EvalAI has official documentation available here. Documentation of EvalAI-CLI is available here. All the contributors are expected to write documentation along with their code contributions and are reviewed as part of the pull-request review. Additionally, the core-team consists of graduate students and faculty of the Machine Learning and Perception lab at Georgia Tech. They publish scientific documents, technical reports at top-tier conferences routinely.Here is the white paper explaining EvalAI, and other CloudCV projects. We routinely review the writing through an internal review process where members of the CVMLP lab review the document and leave feedback. In the past, contents of the peer-reviewed technical report (figures, explanations, video walkthroughs) developed by the core-team have been contributed back to the documentation improving the quality of documentation immensely. As part of the Season of Docs, we will make sure that the technical writers, active contributors, and the core-team work closely with each other to build high-quality documentation for the developers and users of EvalAI.

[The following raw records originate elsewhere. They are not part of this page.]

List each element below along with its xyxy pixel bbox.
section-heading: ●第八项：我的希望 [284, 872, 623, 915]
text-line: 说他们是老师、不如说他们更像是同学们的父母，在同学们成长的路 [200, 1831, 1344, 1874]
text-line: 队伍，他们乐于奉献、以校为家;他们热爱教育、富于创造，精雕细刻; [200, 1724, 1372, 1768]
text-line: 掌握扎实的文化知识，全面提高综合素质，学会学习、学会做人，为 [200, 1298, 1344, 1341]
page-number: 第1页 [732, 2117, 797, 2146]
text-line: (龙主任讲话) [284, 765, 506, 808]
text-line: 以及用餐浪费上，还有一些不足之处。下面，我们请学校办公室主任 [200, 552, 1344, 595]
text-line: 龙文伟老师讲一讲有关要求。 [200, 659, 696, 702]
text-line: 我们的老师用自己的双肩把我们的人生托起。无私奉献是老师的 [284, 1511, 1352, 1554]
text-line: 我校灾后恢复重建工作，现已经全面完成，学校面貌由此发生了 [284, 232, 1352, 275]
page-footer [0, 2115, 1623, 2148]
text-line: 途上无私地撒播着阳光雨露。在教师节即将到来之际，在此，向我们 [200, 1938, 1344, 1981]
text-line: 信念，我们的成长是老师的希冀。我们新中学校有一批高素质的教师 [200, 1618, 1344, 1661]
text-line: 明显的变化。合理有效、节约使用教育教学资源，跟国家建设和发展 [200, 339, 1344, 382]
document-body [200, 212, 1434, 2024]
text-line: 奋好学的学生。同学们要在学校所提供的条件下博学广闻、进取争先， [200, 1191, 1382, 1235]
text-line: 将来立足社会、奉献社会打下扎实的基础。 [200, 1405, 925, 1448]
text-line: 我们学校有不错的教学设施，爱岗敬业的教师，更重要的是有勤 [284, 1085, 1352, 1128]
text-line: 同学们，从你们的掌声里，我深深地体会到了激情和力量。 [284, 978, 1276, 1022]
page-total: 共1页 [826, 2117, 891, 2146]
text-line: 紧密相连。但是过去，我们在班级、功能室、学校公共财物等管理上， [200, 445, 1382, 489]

Previous participation in Season of Docs, Google Summer of Code or others

Continuous & subsequent participation in GSoC (2014 - 2021) & GCI (2017 - 2020) programs help us to stay connected with the community. As an organization, we learned a lot in terms of skills such as communication, mentoring students, etc. It has helped us to improve our projects in terms of documentation, features & also helped us to simplify the setup procedures to onboard new students. We always take feedback from our GSoC & GCI students & incorporate it in order to make these programs even better for the upcoming students.

CloudCV has had an excellent track record with “graduated” GSoC students. For instance, 2 GSoC 2020 students have been actively maintaining their projects even after GSoC. Students that showcase good knowledge of the codebase and are eager to contribute are granted commit access to the project repository.

Since we have already mentored a lot of students during GSoC and GCI programs, we plan the project timelines in advance, maintain an informal and friendly working environment, try to ensure that students feel included in the community, and never hesitate to reach out to mentors. We also help them with low-level tasks for the projects. Moreover, we try to retain students with the organization and projects so as to give them an opportunity to learn about other aspects of the project such as software development like performance, operations, and infrastructure as well; all these factors help keep students motivated to become long-term contributors.